Regulators won’t be lenient either when it comes to dealing with your firm’s surveillance weaknesses.

“What’s proven to be important to regulators and the courts is the content and context of the messages — not the particular messaging channel. The same rules apply to whatever device people are using,” said Robert Cruz, senior director of information governance practice for Smarsh, an archiving and compliance software company that was also a sponsor of the conference.

“If they find it, they will fine you,” added Colburn.

Rather than trying to limit the communication forms clients and brokers or salespeople can use, firms need to think about how they want to conduct business and how they’re going to communicate, and then ensure they can govern that by expanding their supervisory circle, Cruz said.

“You need to be sure you can extract historical information from the messaging channels you use so you can show regulators, ‘here’s how we capture info and prove supervision.’ You need to have that plan in place before you allow the use of any new network,” Cruz said.

The best way to ensure you’re meeting regulatory requirements is to invest in the right vendor to provide surveillance and storage of all digital messages, Colburn added. Although he did not recommend any specific vendors, he did issue a word of caution about some legacy providers.

One company, for example, originally operated as an email archive service but later struggled to make the transition to tracking a broader array of digital communications.

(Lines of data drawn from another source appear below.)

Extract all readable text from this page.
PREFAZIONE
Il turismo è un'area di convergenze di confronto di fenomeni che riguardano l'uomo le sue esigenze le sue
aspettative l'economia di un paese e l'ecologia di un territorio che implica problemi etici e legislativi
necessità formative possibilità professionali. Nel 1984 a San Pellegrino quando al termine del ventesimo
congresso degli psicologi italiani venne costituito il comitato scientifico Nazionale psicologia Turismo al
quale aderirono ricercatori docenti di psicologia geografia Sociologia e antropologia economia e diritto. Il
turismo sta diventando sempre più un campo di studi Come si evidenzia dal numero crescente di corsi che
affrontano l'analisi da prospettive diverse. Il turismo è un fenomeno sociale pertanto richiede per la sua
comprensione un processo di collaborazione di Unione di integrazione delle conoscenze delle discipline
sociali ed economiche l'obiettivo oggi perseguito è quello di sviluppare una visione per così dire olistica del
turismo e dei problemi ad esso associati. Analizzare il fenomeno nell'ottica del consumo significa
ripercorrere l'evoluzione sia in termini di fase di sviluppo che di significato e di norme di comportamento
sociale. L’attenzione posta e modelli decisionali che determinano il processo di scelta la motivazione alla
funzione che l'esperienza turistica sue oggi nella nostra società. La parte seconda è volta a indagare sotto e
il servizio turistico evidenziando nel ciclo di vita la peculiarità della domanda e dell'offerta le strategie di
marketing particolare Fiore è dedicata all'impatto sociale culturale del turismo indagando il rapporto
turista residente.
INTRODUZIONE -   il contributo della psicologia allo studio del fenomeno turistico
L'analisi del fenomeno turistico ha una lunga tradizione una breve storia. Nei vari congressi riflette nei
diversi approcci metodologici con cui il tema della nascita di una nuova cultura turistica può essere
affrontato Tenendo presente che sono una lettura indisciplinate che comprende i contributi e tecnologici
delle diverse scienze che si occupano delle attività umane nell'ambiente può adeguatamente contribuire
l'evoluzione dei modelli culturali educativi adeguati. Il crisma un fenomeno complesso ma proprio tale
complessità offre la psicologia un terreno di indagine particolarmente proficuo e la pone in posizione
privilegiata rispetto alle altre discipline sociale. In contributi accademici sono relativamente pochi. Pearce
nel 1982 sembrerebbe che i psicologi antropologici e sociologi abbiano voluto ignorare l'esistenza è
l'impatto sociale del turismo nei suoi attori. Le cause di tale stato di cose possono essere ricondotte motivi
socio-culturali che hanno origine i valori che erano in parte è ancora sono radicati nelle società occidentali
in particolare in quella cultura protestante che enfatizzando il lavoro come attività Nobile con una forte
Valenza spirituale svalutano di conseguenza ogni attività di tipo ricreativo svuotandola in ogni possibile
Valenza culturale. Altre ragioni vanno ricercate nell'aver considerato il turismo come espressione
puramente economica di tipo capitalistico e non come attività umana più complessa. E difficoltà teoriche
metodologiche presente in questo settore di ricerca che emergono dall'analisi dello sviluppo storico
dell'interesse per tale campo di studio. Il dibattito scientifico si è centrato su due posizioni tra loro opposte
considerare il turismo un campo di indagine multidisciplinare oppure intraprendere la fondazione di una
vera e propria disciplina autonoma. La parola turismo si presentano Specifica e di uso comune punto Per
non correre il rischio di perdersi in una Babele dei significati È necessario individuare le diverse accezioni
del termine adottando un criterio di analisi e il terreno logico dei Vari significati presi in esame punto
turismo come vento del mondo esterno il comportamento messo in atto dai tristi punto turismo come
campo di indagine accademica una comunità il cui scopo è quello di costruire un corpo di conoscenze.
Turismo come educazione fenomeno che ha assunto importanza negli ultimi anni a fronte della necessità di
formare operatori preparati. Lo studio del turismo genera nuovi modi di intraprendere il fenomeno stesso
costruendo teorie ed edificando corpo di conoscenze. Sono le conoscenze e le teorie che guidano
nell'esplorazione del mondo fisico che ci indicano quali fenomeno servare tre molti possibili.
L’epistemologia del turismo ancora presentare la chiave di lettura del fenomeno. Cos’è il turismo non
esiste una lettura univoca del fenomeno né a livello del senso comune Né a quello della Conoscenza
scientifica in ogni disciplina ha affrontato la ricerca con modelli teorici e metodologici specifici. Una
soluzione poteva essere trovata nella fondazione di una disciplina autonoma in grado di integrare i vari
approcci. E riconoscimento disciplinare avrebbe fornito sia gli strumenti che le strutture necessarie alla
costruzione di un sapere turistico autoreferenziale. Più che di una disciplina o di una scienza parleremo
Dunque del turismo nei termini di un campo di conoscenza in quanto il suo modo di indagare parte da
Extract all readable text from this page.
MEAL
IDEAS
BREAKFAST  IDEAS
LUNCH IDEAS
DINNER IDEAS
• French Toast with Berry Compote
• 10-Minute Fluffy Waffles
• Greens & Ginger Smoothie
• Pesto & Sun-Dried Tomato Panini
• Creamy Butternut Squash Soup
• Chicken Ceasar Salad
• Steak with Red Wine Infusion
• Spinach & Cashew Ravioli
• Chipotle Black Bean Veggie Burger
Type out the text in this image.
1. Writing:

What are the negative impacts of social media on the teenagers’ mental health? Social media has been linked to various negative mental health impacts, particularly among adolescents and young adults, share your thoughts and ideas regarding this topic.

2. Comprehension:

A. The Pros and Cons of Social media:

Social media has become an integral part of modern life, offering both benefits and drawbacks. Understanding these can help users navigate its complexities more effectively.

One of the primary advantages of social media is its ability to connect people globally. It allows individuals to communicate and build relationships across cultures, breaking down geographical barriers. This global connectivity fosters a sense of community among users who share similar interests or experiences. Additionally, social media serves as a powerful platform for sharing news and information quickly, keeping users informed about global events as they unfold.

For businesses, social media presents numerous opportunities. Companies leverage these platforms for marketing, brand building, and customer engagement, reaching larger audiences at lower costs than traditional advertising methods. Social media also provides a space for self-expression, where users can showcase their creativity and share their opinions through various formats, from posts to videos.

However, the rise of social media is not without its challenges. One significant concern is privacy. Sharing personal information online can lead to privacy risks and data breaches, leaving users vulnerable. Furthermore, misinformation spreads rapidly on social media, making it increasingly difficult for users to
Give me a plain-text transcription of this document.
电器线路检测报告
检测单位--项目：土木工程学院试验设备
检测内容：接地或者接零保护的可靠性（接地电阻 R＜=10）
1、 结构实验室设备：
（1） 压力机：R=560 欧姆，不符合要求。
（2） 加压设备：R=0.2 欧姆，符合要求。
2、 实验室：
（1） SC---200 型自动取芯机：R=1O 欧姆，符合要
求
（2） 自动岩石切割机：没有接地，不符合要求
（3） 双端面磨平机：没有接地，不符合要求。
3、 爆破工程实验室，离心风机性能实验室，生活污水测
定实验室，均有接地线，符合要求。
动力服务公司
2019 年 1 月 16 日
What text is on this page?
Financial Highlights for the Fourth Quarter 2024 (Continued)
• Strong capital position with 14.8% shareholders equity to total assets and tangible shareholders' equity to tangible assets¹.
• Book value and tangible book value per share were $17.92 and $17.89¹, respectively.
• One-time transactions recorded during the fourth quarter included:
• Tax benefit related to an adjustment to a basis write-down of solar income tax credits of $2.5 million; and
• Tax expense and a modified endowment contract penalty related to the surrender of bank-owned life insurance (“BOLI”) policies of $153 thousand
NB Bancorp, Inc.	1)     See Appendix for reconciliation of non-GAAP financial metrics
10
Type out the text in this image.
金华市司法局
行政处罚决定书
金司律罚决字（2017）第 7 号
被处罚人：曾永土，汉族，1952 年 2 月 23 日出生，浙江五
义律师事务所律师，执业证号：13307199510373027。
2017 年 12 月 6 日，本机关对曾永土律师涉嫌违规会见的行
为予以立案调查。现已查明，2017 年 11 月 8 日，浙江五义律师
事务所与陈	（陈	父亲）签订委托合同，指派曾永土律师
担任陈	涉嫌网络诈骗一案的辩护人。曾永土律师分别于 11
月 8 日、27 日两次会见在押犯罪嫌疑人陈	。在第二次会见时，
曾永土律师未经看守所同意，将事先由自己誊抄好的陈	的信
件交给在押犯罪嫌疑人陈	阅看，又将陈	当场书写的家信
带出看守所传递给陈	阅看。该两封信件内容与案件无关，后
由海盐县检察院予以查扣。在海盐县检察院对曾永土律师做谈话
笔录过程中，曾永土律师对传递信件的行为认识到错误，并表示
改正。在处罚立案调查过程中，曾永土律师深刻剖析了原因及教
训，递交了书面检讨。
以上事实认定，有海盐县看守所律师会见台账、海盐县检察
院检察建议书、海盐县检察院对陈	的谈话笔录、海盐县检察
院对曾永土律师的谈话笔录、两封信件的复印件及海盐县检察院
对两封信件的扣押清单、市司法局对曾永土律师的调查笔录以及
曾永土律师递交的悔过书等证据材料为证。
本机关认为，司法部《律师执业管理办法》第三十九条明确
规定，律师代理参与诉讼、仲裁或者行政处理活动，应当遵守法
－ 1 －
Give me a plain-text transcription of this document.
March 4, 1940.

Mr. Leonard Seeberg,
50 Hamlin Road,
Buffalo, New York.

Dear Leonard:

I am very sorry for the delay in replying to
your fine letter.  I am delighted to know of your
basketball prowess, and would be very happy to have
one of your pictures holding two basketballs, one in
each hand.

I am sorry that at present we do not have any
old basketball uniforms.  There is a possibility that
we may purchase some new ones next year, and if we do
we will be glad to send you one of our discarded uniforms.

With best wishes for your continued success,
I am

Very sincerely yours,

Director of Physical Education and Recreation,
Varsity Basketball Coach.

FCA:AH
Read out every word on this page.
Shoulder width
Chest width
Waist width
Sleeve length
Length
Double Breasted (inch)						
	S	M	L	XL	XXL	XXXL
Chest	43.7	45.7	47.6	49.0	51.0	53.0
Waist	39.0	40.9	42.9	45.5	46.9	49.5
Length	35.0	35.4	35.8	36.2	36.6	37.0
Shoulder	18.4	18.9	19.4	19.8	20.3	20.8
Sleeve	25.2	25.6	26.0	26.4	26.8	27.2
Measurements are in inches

“When social media exploded, they had to outsource the collection and storage of that data. It creates a bifurcated process,” he said. He added that because of this outsourcing, the information is searched and files flagged, which breaks the chain of custody on that record, meaning those records will not survive litigation. “You never want messages changed by tech,” says Colburn.

“You want a tech system that will ingest data from any platform and regulate it the same way,” says Colburn.

Legacy tools only address known risks, he added, before stressing the importance of using a tech system that has the flexibility to understand and find new patterns. As an example, he noted that conversations could be coded entirely in emoji, with two palm trees and a coconut meaning a stock downturn.

Behavioral and sentiment analysis are the keys to understanding conduct, Cruz said. And those advanced analytics must have fast, reliable access to supervised content sources.

To judge the quality of a tech vendor, Colburn recommends looking at the product’s life cycle.

“Ask how they innovate, where are they investing their money. As all these messaging channels and technology change, you want to see them investing in that same tech. If you’re not seeing that, then you’re with the wrong vendor,” says Colburn. “You want a company that lives and breathes this.”

There’s one more way firms can keep regulators off their back for social or mobile messages; make training explicit by clearly defining what communications are acceptable and prohibited in each job role, Cruz said.

“Individuals need to know what they do with each channel they can access,” Cruz said. “As new networks are employed, policies need to be updated and terms of use defined before mistakes are made.”